Bij onderzoek van de telefoon van verdachte zijn bestanden aangetroffen, waaronder een filmpje waarop verdachte is te zien met een donkere muts en met een schoudertas, beide van het merk Louis Vuitton. Verder worden vijf foto’s van de Louis Vuitton tas aangetroffen en twee foto’s van de Louis Vuitton muts. De Louis Vuitton tas kwam overeen met de in beslag genomen tas bij medeverdachte en de Louis Vuitton muts kwam overeen met de in beslag genomen muts in de woning van verdachte. De moeder van [slachtoffer 2] heeft, nadat haar de foto’s van het Louis Vuitton tasje en de Louis Vuitton muts werden getoond, verklaard dat dit het tasje en de muts van [slachtoffer 2] waren.
In bovengenoemd filmpje is verdachte aan het rappen, onder andere met de volgende zinnen:
"Schietpartij maar hij is geen killer. Mannen geracet. Kom naar Nassauplein". Terwijl hij zei: "mannen geracet", filmde hij de tas.
De politie schrijft op dat verbalisant ambtshalve bekend is dat 'racen' overvallen betekent. Het Nassauplein is de plek waar de gestolen telefoon op 16 februari 2022 is terug gelegd.
Bij onderzoek van de telefoon van medeverdachte zijn berichten aangetroffen tussen medeverdachte en [getuige 2] ( [getuige 2] ).

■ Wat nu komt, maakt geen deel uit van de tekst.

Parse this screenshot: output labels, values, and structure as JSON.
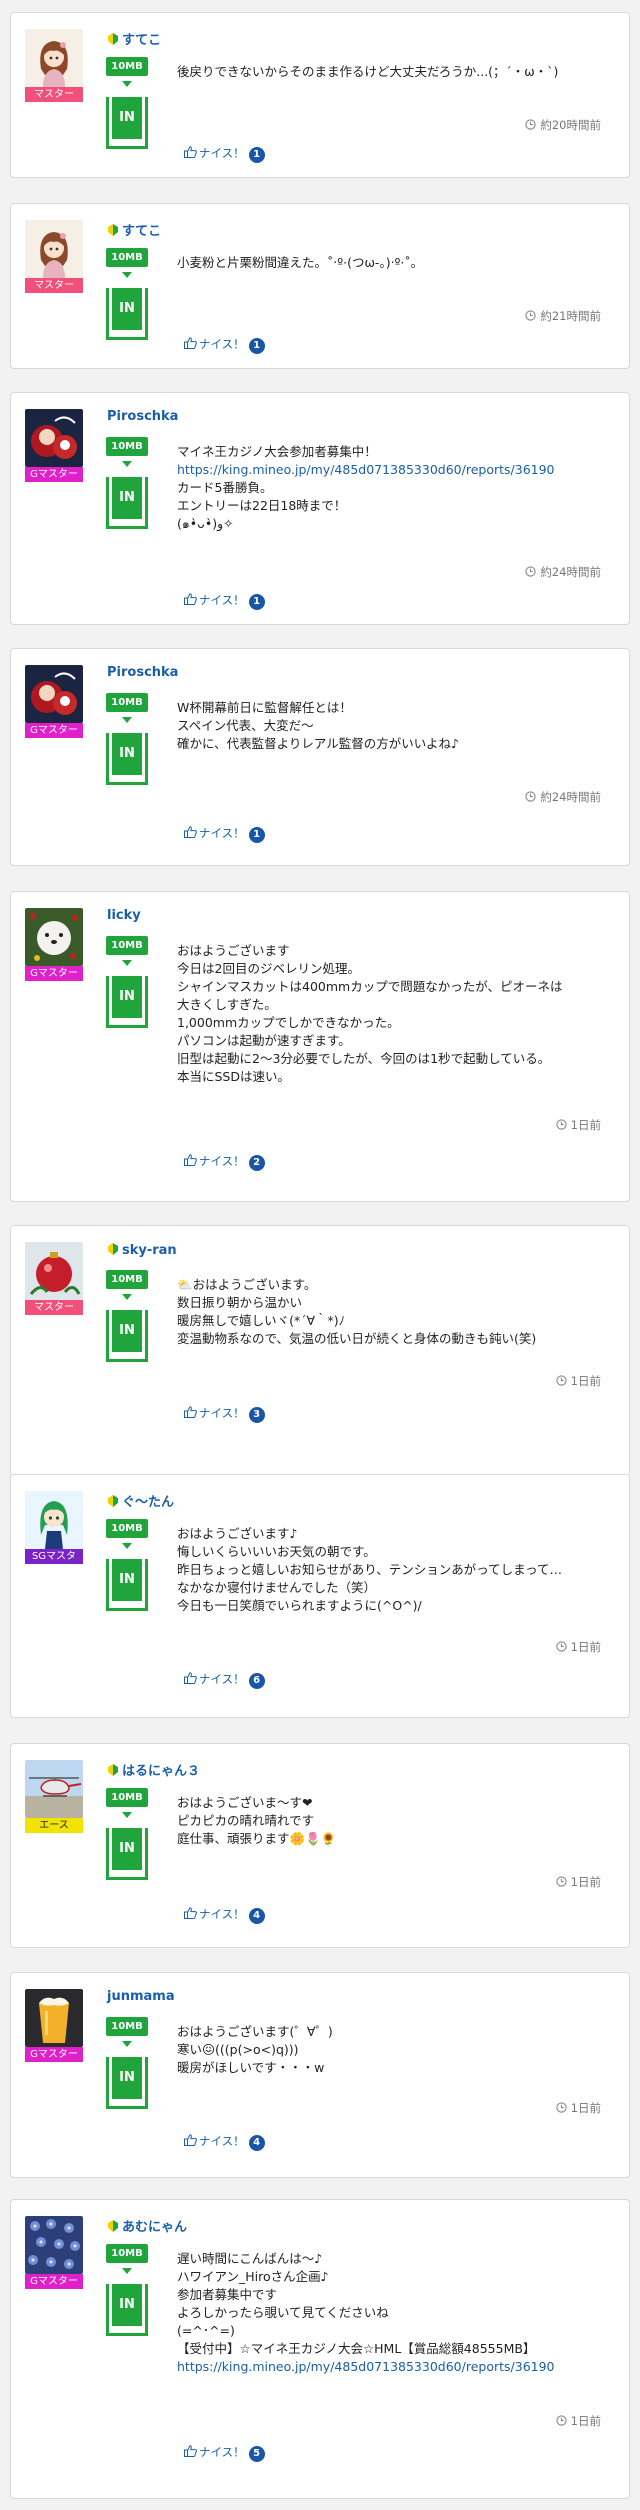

In die berichten geeft medeverdachte onder andere richting [getuige 2] aan:
“Drm [slachtoffer 3] zei het en gelijk kreeg ie klappe”
“en ze tel en muts moest die ook afstaan”
Op de vraag van [getuige 2] of hij die spullen van [slachtoffer 3] nog heeft antwoordt medeverdachte:
“Muts en sjaal”
“Die tellie is bij [naam 2] ”
Voornoemde feiten en omstandigheden die uit het dossier naar voren komen, vragen om een uitleg van verdachte. De rechtbank heeft verdachte het dossier uitgebreid voorgehouden en verdachte is gevraagd om een verklaring af te leggen over die feiten en omstandigheden die dringend om een uitleg vragen. Verdachte heeft dat geweigerd door zich op zijn zwijgrecht te beroepen dan wel door aan te geven dat hij er niks over wil zeggen. Hij heeft de verdenking op geen enkele manier ontzenuwd. De rechtbank komt, gelet op al het vorenstaande, tot het oordeel dat verdachte een van de twee daders moet zijn geweest en acht wettig en overtuigend bewezen dat verdachte samen met een ander [slachtoffer 2] en [slachtoffer 3] heeft afgeperst.
Daarbij benoemt de rechtbank het op zijn minst opvallend te vinden dat in beide zaken door de slachtoffers wordt gesproken over de aanwezigheid van een vuurwapen waarbij aan de slachtoffers munitie wordt getoond.